Does anyone recommend using the 14k spectrum light for a freshwater tank? I was thinking of putting a dimmer on it.

http://www.buildmyled.com/14000k-reef-spectrum/

Thanks


----------



## jimbo662 (Aug 4, 2013)

The plants probably wouldn't look good under that. Why are you considering a light designed for corals on a planted tank? You can contact them and describe your set up and they'll recommend the best light.


----------



## bsantucci (Sep 30, 2013)

I wouldn't. I ran a Dutch with a 10k and the 10k washed out colors too much. Running two Dutch now and love the color 

Sent from my SM-G920V using Tapatalk


----------



## Cwy0608 (Aug 27, 2013)

Because I found one one sale for 125, but it doesn't seem like a good idea, what about adding a dimmer? Would that make a difference?


----------



## jimbo662 (Aug 4, 2013)

I doubt a dimmer would help. Reef lights have slightly different colors than lights for plants.


----------



## mattinmd (Aug 16, 2014)

+1 to all of the above.. leave the reef lights to the reef tanks.. They've been intentionally built for the needs of those tanks, not freshwater planted ones.

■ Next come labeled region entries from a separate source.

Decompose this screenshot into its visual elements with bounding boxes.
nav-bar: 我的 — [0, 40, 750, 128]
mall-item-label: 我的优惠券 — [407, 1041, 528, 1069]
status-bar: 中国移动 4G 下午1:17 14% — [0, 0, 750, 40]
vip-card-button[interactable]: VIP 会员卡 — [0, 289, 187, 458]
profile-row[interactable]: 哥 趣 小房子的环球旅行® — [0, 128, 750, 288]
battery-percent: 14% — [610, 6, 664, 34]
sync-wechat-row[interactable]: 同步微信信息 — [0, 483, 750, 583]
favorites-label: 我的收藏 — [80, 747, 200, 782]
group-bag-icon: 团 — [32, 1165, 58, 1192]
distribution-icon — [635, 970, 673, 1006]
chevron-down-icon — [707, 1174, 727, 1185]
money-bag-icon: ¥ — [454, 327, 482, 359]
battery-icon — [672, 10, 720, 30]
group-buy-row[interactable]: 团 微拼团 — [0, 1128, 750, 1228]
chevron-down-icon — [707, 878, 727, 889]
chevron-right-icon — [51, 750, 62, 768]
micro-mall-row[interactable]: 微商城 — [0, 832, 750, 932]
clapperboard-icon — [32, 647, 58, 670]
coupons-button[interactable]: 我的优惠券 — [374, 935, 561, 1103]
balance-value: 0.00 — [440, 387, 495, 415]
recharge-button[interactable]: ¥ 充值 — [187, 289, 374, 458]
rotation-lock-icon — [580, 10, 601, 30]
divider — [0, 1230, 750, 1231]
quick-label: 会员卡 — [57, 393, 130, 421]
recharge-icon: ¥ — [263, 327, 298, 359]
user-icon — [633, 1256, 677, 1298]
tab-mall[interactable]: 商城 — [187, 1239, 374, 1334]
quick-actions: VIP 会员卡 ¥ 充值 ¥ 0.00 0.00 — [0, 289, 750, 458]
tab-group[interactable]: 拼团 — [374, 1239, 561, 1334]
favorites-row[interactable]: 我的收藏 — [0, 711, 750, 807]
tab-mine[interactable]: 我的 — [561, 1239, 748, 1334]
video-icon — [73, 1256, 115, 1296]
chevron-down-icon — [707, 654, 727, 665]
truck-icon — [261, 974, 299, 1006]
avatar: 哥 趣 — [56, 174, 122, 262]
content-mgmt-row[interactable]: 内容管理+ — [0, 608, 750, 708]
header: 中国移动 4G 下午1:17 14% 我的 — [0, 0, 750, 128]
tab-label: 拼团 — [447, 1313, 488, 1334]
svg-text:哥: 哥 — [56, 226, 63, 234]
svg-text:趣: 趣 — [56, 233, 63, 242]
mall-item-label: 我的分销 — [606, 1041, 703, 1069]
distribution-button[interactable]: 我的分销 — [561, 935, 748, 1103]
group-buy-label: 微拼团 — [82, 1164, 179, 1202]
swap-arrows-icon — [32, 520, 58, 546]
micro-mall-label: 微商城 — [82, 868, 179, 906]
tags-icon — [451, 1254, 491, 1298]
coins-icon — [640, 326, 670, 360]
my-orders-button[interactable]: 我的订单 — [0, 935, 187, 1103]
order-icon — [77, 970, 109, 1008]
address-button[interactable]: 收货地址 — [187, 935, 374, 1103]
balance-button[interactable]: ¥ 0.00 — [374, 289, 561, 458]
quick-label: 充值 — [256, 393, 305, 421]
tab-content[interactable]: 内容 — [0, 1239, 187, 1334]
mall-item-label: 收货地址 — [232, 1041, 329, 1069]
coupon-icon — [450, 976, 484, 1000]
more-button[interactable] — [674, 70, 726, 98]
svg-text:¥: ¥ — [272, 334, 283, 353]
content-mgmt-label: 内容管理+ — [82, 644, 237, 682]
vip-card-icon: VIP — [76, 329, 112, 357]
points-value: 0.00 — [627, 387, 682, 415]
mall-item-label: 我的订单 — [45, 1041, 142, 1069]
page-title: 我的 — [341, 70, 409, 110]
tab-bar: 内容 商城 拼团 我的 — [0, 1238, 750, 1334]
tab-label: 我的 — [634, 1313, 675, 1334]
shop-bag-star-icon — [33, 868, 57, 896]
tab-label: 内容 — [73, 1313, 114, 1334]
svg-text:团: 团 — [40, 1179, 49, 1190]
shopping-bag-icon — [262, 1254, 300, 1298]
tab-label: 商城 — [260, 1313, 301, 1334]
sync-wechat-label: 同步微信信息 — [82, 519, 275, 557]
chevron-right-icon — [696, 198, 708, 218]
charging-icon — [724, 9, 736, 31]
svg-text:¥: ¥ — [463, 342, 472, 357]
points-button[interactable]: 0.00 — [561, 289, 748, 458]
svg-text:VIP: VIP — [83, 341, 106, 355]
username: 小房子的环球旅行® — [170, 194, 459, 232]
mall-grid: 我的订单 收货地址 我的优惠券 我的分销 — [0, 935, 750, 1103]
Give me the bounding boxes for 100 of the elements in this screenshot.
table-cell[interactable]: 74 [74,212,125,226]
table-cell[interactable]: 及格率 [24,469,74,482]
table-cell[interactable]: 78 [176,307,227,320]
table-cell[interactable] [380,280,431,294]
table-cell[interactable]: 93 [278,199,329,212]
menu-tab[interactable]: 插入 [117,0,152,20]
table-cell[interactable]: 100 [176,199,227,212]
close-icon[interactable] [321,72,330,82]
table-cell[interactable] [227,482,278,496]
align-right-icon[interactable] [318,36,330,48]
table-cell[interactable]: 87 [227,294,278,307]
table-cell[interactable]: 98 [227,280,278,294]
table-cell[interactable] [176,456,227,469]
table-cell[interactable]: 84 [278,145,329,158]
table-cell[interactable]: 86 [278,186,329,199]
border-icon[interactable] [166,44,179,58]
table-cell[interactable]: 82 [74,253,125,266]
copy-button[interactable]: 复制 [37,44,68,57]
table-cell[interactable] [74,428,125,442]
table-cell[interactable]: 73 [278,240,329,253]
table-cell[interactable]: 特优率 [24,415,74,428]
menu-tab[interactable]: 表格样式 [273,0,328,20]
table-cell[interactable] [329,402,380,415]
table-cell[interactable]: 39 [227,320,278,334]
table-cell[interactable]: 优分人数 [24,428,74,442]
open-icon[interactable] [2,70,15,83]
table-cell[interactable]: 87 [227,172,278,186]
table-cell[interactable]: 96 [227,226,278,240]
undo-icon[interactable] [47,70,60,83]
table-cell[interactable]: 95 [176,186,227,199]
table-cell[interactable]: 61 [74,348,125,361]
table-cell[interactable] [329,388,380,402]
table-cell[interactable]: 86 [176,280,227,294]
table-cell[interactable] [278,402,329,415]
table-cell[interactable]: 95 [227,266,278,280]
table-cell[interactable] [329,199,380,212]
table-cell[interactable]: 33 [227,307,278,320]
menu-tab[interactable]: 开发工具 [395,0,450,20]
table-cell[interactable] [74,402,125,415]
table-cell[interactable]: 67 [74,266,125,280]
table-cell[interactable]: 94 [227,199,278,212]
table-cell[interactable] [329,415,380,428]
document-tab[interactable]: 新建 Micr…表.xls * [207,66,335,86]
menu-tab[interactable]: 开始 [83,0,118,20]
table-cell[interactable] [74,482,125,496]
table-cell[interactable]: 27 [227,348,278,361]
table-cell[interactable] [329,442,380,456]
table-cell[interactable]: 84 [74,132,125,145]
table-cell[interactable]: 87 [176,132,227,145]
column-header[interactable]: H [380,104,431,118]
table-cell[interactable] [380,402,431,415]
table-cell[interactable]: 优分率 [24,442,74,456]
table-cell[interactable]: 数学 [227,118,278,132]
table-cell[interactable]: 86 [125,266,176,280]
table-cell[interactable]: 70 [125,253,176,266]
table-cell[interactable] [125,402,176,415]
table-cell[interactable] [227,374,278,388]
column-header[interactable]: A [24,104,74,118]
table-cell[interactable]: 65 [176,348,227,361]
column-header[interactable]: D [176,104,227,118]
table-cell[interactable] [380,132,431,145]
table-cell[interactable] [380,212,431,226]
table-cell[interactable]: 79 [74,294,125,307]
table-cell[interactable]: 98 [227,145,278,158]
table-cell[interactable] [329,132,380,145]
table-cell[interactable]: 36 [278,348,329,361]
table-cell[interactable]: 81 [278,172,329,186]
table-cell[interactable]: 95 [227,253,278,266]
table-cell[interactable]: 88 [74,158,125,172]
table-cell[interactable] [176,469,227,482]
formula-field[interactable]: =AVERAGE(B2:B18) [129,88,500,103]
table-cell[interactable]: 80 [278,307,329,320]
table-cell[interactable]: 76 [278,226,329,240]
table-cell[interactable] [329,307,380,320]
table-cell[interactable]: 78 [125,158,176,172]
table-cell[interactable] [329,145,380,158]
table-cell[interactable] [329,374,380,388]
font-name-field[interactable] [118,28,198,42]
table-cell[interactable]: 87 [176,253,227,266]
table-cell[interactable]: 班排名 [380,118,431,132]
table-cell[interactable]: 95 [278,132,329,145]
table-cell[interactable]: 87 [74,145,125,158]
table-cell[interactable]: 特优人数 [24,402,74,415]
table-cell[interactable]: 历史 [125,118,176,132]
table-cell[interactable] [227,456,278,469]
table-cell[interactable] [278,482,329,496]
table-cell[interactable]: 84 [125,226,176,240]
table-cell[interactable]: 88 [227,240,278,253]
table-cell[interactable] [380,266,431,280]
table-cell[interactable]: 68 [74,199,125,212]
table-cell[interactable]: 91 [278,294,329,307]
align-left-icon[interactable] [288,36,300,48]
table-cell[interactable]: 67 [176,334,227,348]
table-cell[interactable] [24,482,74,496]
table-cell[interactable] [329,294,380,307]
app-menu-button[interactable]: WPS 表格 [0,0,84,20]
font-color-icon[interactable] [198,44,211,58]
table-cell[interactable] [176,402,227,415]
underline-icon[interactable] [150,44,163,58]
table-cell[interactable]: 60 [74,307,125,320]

Could you use one on a freshwater tank? probably... but blue-centric lighting generally doesn't show off plants very well.. While that 14000k does have 1 660nm red LED and 1 green LED per segment, it's also got 7 blues and a UV. Plants are green, yellow, orange, red or even purple-black in some cases... But they're not blue.


----------



## bpb (Mar 8, 2011)

It would be a great led unit to use...on a reef tank. Seriously though adding a dimmer won't change the color, only the intensity. That's a great light for reef applications but terrible for a planted tank. Even if someone gave it to you for free you shouldn't use it on a planted tank


Sent from my iPhone using Tapatalk


----------



## jeffkrol (Jun 5, 2013)

bpb said:


> It would be a great led unit to use...on a reef tank. Seriously though adding a dimmer won't change the color, only the intensity. That's a great light for reef applications but terrible for a planted tank. Even if someone gave it to you for free you shouldn't use it on a planted tank
> 
> 
> Sent from my iPhone using Tapatalk


I wouldn't go that far BUT it certainly would be a bit bluer than my personal preference.




> fw 13000k
> 
> LED Selections per 12" Board: (10) 5700K Cool White, (2) 470nm Blue, (1) 450nm Royal Blue, (1) 525nm Green, (1) 660nm Deep Red


http://www.buildmyled.com/fish-focus-blue-13000k-xb-series/


> 14000k reef
> LED Selections per 12" Board: (5) 6500K Cool White, (4) 450nm Royal Blue, (3) 470nm Blue, (1) 405nm UV, (1) 525nm Green, (1) 660nm Deep Red


http://www.bmlcustom.com/custom-report-details?partNo=PS1290S201AKLAMTALMALMAPL


----------



## klibs (May 1, 2014)

+1 to jeff and matt

I did the same thing as santucci... once had both the 10000K planted and 6300K Dutch combo on my tank and the 10000K was WAY too cool for my tastes. Totally washed out the look of my tank even with the 6300 next to it. I immediately returned it for another dutch light. The 13000K would be way too cool and would not highlight your plants well IMO.

'Reef' lights can certainly grow plants - maybe not as well as other lights (not going to get into the science of it) but it is because of the washed out blue/white look that I and others recommend against them. If you want your yellow/red plants to pop at all then you need something in the lower K range.


----------